Je ne sais pas. Je n’ai rien reçu pour le moment. Je n’ai aucune idée de ce qui va être fait lors de ce congrès. J’avais émis une proposition consistant à aller vers une conférence des cadres, sans la moindre décision organique, comme préalable à la préparation matérielle de ce congrès.
Il m’a été répondu immédiatement que la priorité était donnée aux élections présidentielles. A mon sens, ce congrès va servir en quelque sorte à raccommoder le FLN, mais les questions véritables demeureront posées. Une solution aussi superficielle ne saurait résoudre une crise aussi profonde que celle que vit le FLN. Encore une fois, je me pose la question si ce congrès aura le courage, oui ou non, d’aborder la question de savoir si le FLN devra rester éternellement un simple appendice du pouvoir.
Le juste retour de l’histoire a fait triompher les idées réconciliatrices. Or, ne trouvez-vous pas qu’il serait justement plus logique que le président Bouteflika s’entoure des anciens signataires du contrat national afin de mener à bien son projet?
Abstraction faite des personnes, il faut bien dire que c’est la société, et elle seule, qui donne naissance et force aux courants politiques. C’est, précisément, au pouvoir de permettre l’organisation pacifique de l’ensemble de ces forces. Cela étant, je ne comprendrais jamais comment il est possible d’interdire administrativement la création de partis politiques s’ils sont parfaitement bien ancrés dans la société. Je ne peux d’autant pas croire à cela, que la chose est menée, nous dit-on, parallèlement à une politique de démocratisation de l’Algérie. C’est pour le moins antinomique.

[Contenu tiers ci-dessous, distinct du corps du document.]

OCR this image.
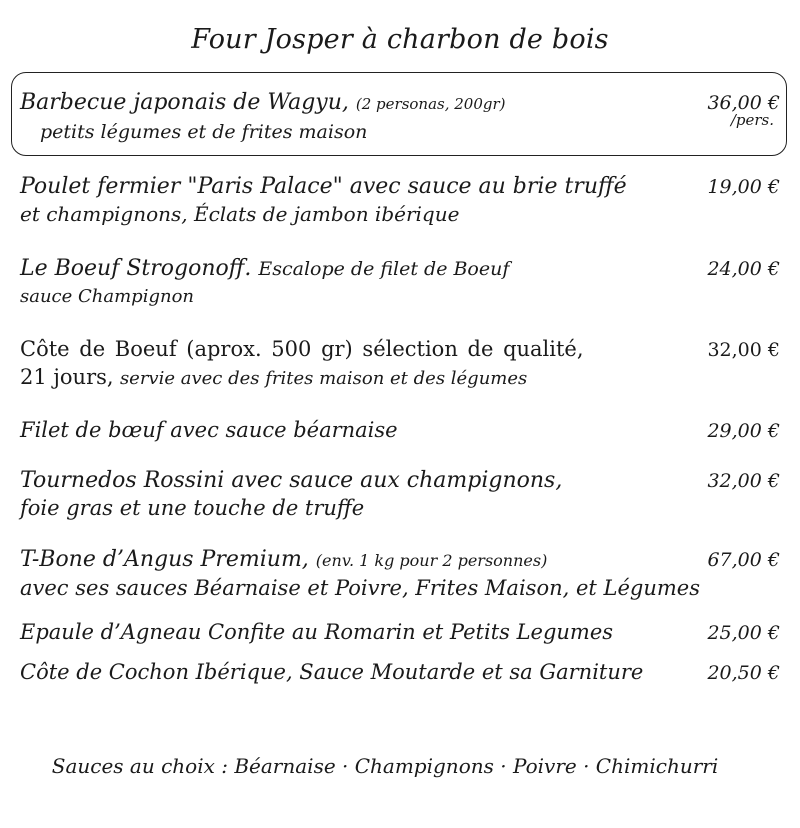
Four Josper à charbon de bois
Barbecue japonais de Wagyu, (2 personas, 200gr)
petits légumes et de frites maison
36,00 €
/pers.
Poulet fermier "Paris Palace" avec sauce au brie truffé
et champignons, Éclats de jambon ibérique
19,00 €
Le Boeuf Strogonoff. Escalope de filet de Boeuf
sauce Champignon
24,00 €
Côte de Boeuf (aprox. 500 gr) sélection de qualité,
21 jours, servie avec des frites maison et des légumes
32,00 €
Filet de bœuf avec sauce béarnaise	29,00 €
Tournedos Rossini avec sauce aux champignons,
foie gras et une touche de truffe
32,00 €
T-Bone d’Angus Premium, (env. 1 kg pour 2 personnes)
avec ses sauces Béarnaise et Poivre, Frites Maison, et Légumes
67,00 €
Epaule d’Agneau Confite au Romarin et Petits Legumes	25,00 €
Côte de Cochon Ibérique, Sauce Moutarde et sa Garniture	20,50 €
Sauces au choix : Béarnaise · Champignons · Poivre · Chimichurri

Comment appréhendez-vous le concept nouveau de l’amnistie générale et de la réconciliation nationale?
Voilà. L’amnistie revêt un sens strictement juridique. La réconciliation, elle, demeure un acte éminemment politique. J’ai pour ma part l’impression que l’amnistie se fait appeler réconciliation. Et on fait croire donc que la réconciliation tient du concept d’amnistie générale. Ce n’est pas ma façon de voir les choses. La réconciliation nationale véritable ne doit en aucune façon émaner d’un élan émotif qui ferait que les ennemis d’hier se donnent enfin l’accolade. C’est plutôt de se pencher sur les problèmes réels du pays avant d’essayer de déboucher sur un consensus là-dessus, aussi bien sur les plans interne qu’externe.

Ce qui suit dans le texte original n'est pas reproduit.